When nightmares come true | Pat Cashman

There are classic dreams, some bad, some not so bad. We all have them.

In some of them, you can fly like a bird. It’s the best kind of dream, because you never have to wait in a security line or get groped by a TSA agent.

Unless you like that kind of thing.

Other common dreams include being chased – usually by a giant. (I wonder whom giants dream of being chased by?)

But last week I had a classic dream that seemed so real I swore it was really happening. Perhaps because it really did.

Here’s the story: I had been hired to emcee a big glitzy event in Bellevue. Big time entrepreneurs were being honored in an awards show – and my job was to introduce them in a witty way. But for months and months on my calendar I’d thought the event was the next night – Saturday.

So Friday night, around six p.m., I was sitting in a bar and grill with my wife – knocking back an I.P.A. and bar food. Things were good. I knew I had the entire next day to prepare for the entrepreneur event, writing a short monologue, getting my tuxedo pressed.

Then, suddenly, I got a text message: “Where ARE you?” It was from the event coordinator. I knew immediately I had gotten the date wrong – and needed to be on stage within an hour. In shock, I reeled backwards in my chair. My wife swore later that she thought I was having a heart attack. A heart attack would have been better. At least that would be some sort of excuse.

I bolted for the restaurant exit pulling my wife along. The waitress ran after us. “You haven’t paid for your food or beer,” she yelled. I shouted. “I’ll be back tomorrow, I promise!” – and kept running to the car.

Our home was several miles from the restaurant – and Friday night traffic didn’t help, but I was wearing jeans and a T-shirt, so a switch into a tuxedo was definitely required.

Once home, I threw my tux pants on – and ran shirtless, sockless and shoeless back to the car. Somehow – and no doubt illegally – I changed into my tux shirt, studs and cufflinks while driving like Steve McQueen down the freeway.
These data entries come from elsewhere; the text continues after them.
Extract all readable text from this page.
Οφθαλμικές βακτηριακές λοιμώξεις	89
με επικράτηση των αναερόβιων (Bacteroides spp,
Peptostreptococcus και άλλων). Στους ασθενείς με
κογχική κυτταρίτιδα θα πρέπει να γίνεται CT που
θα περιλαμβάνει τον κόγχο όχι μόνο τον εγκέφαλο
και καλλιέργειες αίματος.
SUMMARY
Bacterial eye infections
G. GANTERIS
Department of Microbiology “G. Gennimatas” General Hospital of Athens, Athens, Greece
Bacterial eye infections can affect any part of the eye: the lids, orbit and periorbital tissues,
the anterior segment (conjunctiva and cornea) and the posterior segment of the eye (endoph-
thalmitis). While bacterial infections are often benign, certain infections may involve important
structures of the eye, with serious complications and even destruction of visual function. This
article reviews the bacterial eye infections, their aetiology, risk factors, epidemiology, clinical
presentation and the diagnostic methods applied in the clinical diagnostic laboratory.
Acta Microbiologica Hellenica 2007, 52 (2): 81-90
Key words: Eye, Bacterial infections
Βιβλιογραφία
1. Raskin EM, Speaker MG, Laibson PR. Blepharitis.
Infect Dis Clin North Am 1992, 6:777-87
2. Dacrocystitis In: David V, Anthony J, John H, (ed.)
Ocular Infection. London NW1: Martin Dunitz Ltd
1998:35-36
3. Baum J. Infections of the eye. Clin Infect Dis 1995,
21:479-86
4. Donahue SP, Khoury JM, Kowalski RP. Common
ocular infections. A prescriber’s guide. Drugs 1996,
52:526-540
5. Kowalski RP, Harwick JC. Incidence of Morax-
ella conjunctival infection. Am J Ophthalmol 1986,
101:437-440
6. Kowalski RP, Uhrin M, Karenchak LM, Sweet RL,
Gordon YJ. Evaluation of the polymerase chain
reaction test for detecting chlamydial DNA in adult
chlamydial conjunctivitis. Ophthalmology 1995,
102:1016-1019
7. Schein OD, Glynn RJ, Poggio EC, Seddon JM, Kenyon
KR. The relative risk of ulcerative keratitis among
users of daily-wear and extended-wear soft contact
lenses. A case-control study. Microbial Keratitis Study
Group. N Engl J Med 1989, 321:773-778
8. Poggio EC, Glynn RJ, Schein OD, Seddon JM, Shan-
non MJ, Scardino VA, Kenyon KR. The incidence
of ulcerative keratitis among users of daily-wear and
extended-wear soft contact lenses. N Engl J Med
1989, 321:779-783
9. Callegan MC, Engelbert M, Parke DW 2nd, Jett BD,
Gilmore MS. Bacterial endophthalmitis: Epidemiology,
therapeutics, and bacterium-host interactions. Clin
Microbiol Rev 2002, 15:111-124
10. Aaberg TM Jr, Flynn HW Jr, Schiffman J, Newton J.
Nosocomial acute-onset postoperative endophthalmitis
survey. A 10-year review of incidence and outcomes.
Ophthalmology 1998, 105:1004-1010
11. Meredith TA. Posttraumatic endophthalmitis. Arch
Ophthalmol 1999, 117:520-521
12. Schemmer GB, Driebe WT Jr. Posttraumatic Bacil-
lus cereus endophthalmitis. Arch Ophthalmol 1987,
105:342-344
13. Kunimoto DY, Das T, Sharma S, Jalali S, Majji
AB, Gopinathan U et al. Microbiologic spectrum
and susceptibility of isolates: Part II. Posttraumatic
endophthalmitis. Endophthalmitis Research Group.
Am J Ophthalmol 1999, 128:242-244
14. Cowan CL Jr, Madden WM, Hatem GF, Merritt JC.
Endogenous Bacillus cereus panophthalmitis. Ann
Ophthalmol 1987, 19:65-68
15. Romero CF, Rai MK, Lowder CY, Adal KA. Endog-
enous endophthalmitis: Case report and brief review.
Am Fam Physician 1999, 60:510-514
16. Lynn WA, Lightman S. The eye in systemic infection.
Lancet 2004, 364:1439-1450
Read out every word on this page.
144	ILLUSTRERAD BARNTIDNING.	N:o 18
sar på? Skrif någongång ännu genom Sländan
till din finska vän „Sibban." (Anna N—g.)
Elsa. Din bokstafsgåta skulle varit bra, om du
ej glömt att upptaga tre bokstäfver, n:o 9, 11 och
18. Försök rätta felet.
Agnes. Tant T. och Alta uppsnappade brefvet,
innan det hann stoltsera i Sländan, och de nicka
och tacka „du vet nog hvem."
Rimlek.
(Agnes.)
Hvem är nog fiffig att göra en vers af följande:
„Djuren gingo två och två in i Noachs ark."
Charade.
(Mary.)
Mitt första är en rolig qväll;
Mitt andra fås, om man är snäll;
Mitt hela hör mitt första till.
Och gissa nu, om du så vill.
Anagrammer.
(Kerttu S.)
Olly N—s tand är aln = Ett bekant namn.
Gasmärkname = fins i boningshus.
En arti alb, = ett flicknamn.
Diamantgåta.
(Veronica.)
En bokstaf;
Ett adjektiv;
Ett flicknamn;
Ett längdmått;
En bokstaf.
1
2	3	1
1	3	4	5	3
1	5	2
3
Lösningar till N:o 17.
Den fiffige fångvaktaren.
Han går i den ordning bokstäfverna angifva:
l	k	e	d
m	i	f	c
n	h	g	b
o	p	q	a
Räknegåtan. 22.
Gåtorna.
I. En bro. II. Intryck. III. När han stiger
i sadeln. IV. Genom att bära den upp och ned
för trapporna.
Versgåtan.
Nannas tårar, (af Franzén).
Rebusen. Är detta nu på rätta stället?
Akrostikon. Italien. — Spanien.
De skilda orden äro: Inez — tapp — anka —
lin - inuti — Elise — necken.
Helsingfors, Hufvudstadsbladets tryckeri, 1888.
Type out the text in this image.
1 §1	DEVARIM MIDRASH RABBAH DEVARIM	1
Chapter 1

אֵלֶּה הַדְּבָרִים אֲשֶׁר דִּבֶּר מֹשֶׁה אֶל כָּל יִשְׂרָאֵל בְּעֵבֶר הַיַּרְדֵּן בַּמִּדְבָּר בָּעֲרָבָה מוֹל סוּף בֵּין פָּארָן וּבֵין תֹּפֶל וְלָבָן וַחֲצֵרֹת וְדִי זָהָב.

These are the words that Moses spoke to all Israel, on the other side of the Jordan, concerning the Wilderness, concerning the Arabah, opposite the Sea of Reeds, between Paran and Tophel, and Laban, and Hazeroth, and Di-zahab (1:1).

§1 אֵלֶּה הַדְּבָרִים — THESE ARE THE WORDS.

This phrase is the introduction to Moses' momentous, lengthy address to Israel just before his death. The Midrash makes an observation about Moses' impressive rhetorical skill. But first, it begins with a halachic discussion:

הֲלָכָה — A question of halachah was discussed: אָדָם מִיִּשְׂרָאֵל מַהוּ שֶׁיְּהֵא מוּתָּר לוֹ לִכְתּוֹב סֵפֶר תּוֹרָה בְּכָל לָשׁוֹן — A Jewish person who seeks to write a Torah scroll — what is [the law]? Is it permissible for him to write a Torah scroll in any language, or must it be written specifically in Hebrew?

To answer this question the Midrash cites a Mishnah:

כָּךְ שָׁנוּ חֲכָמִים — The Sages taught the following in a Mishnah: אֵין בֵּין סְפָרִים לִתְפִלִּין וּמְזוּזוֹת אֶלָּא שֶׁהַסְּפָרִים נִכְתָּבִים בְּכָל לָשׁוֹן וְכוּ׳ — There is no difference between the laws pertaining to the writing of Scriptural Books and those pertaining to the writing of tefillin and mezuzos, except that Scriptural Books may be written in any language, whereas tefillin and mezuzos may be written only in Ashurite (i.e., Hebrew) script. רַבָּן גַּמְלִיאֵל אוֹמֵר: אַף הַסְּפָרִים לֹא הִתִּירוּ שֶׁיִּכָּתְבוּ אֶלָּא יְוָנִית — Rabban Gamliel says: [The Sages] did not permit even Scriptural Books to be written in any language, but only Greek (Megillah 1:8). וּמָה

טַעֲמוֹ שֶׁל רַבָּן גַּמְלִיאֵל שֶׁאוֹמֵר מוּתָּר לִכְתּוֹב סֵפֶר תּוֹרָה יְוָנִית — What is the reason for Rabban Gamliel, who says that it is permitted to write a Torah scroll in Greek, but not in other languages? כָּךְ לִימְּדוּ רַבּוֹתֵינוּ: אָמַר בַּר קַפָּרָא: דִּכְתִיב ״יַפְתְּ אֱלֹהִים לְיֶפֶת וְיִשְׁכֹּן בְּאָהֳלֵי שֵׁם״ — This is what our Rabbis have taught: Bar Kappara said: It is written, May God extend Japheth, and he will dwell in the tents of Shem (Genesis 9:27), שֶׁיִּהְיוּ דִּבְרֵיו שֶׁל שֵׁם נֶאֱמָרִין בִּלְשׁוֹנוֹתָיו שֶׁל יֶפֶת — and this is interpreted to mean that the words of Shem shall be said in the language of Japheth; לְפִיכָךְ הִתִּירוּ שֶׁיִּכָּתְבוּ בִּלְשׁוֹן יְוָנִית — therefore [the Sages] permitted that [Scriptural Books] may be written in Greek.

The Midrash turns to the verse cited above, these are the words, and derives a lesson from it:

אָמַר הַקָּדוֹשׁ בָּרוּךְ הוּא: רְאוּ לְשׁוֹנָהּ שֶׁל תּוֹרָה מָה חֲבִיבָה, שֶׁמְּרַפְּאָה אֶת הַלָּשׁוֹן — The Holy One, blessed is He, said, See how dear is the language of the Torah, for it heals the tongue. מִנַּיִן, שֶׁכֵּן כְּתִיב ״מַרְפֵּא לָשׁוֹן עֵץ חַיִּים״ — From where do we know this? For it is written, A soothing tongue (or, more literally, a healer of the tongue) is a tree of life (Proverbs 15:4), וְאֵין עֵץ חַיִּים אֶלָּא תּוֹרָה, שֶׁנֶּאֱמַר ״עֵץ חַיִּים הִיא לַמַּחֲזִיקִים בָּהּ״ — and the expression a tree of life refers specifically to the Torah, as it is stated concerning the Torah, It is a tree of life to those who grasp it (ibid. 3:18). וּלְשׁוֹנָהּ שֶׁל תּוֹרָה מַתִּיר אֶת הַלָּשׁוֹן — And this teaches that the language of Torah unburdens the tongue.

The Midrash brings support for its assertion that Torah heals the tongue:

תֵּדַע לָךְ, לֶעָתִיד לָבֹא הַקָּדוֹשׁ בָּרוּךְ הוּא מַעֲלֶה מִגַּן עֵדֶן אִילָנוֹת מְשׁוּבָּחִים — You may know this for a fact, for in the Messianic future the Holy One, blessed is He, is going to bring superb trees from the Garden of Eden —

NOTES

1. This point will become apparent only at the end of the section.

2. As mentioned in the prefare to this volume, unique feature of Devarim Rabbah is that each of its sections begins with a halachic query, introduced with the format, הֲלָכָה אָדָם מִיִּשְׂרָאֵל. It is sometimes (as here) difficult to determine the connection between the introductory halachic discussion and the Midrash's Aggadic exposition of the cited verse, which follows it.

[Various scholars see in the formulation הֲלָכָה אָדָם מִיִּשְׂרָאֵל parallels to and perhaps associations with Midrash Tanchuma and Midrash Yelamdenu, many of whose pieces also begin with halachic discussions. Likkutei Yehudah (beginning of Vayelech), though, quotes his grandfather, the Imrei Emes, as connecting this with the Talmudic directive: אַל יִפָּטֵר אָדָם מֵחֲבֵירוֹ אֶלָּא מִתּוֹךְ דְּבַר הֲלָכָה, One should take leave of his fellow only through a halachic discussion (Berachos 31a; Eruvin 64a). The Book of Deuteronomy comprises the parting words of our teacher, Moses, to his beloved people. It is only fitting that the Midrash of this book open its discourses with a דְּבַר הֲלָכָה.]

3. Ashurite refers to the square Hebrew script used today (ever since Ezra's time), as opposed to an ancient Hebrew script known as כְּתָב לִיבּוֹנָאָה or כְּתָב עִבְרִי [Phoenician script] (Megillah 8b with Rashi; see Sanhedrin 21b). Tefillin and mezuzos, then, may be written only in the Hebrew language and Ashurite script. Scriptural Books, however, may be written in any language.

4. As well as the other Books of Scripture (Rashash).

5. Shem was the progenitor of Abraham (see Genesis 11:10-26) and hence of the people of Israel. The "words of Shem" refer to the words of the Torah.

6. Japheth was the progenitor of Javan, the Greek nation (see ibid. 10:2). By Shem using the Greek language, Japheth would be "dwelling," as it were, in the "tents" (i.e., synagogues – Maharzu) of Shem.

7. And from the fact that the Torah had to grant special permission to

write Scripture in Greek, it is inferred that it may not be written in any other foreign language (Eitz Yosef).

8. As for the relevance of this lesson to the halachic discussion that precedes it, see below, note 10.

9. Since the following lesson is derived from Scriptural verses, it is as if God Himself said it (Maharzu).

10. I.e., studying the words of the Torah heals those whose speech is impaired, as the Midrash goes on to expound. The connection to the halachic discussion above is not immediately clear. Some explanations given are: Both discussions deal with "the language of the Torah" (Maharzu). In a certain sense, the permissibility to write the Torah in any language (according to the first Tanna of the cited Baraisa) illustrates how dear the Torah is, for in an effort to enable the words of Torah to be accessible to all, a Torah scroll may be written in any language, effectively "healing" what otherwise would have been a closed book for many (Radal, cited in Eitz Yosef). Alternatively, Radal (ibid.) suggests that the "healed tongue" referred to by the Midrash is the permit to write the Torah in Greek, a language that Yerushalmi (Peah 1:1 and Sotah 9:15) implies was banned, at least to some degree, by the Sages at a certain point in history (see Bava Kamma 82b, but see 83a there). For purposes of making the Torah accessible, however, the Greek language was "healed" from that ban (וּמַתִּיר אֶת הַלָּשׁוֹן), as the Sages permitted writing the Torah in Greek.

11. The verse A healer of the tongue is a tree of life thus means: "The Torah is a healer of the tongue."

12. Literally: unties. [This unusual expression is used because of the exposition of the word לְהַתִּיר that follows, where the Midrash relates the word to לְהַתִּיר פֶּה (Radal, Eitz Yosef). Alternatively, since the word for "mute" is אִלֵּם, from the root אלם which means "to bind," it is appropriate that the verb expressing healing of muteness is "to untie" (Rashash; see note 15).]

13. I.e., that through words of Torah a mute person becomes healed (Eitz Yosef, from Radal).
I slipped into my shoes while pulling into valet parking and then ran like Usain Bolt into the Bellevue Hyatt Regency where the Grand Ballroom was already filled with entrepreneurs, spouses and expectant colleagues.

Once onstage, breathing hard, I told a quick story about Tony Robbins, the motivational speaker, who probably never inspired a real entrepreneur in his life.

I said, “Tony Robbins is so upbeat and positive – that if he was ever jailed, he would probably tell people he was living in a gated community.”

The audience chuckled. They clapped.

Real nightmares don’t usually end like that.